I’ve been struggling with how to express this feeling. The feeling of being a fisherman who stalks prey with a fly rod and then takes the time to help protect them so others can have that opportunity. I don’t know if this is the answer, but writing it down is honestly the only thing left for me to do today.
A pair of mountain bikers are whizzing around in the cool of the morning. An elderly couple strolls by and gives me a smile as they go on their morning hike. I see a couple of teenagers in a warm embrace on a secluded point of the river. Each of them stealing some time to be here. The wind picks up the fall leaves and sings a song through the branches as I prepare myself for the emotional roller coaster of my life. Wringing my hands and whistling a light tune, I head down my path.
Each moment I spend on the rivers, lakes and streams here in Central Oregon are repeated with vivid precision in my anglers mind. The last fly that worked is the first one tested each new day and the stones and soils below my feet greet me like an old friend. I go through the familiar ritual of wadering up and tightening my boots where I am stopped at the part where I assess my tackle.
The waters are clapping and fish are rising. My heart races because it thinks it’s time to fish. As quickly as it rises in rate, it sinks to my stomach as my eyes catch thousands of fish drowning in the cool fall breeze – there in a picture on my phone laying on my sleeping bag.

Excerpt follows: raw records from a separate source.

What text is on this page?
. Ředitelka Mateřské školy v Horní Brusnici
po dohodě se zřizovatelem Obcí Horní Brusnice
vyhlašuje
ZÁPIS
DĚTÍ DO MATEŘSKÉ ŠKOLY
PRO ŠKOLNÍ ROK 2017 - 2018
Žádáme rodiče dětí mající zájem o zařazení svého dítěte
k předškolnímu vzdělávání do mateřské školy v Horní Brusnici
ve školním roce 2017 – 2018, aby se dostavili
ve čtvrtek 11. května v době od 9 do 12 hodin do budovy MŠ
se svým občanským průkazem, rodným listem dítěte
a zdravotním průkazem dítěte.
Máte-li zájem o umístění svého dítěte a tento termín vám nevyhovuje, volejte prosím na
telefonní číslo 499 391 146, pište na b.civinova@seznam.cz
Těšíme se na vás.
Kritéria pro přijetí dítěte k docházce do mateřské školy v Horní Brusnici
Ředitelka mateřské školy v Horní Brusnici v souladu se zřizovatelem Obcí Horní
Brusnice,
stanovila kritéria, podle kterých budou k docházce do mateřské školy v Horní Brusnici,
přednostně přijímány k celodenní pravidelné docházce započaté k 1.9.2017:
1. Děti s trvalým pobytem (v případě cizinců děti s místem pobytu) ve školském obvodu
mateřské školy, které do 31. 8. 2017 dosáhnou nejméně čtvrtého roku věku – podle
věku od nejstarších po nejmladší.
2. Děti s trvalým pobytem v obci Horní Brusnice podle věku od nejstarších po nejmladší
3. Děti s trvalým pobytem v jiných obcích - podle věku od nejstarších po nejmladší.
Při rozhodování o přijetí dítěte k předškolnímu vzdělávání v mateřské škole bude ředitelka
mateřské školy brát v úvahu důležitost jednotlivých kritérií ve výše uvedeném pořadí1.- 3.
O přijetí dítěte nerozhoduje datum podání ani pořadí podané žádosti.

Like a punch in the face from a trusted friend or greatest love, I find myself standing alone – conflicted as an angler and conservationist. All at once I see the previous precious gifts this river has given me and the faces of people young and old who have become my friends. For those memories and those faces, I continue walking down the lifeless riverbed and turn the corner where another pile of lifeless fish punch me in the face.
I fear continuing on – for the beatings will likely continue. A light flickers in the undulating muddy riverbed. Water is dripping from a friends net as the future of our fishery pours into a bucket of clean water.
The road taken to this place was graded and paved long after the wagons and horses were drawn along these paths created by native peoples a millennia ago. A reminder of the history of this place slaps me in the back of the head like an old friends saying, “you dumbass, what were you thinking?” But the history of this land smiles and pushes me forward. Knowing all the while I have not forgotten the education it has blessed me with.
The truth, is that humans of all Western history have brought me to this place that both breaks and repairs my heart each time I step into its waters.
The ranchers and farmers of my youth whose bountiful fields offered me places to roam, snatching pure raw goodness and nutrition from their soils. Laying there in the tall grasses and climbing pillars of hay bails to get closer to the sky – to reach out into the wind and grasp at imaginary objects I see in the clouds rolling by. Here with me now, decades later, I remember the words written in the books of our history. A history checkered with the struggles of building a new life in the West and the tragic consequence to the native populations of man and wildlife changed forever by it.
I’m wearing a ring today and whistling a song. The ring was my maternal grandfathers, who served in the Army Air Corps during World War 2. It is emblazoned with what appears to be a four legged animal with the word “ROMA” underneath it. The song my fraternal grandfather whistled between telling me stories of helping others escapes my mouth when nobody is near.
Every generation struggles to find the balance of life, and through the generations – getting punched in the face every once in a while has served to achieve greater and greater success in reaching that balance. Right now the struggle to regain our balance as a community with our wildlife and lands gets closer and closer. Passivity toward bringing the balance forward means you get punched in the face less often. When you actively pursue the balance, the beatings get more frequent.
My friends and colleagues in fishing and conservation are joined by irrigators, ranchers, farmers and others who just love to hike and birdwatch along this river. It proves to me that all complexities of our individual lives are fundamentally simplified by a single item – the places where trails and waters bring us.
Each blow taken to the face is lessened watching fish being delivered from a net into buckets. Each time a single fish enters the flowing river after being hoisted over land by the hands of toiling like minded neighbors – the memory of pain is reduced.
Nearly 15,000 fish have been rescued over the past few years working the channel at Lava Island Falls. I think I’ve probably made as many casts in that time. The amount fish I have caught with my gear and the amount of those fish who survive – our efforts have calculable and measurable results. My hope is that with continued help from our entire community, my success averages will get higher and higher.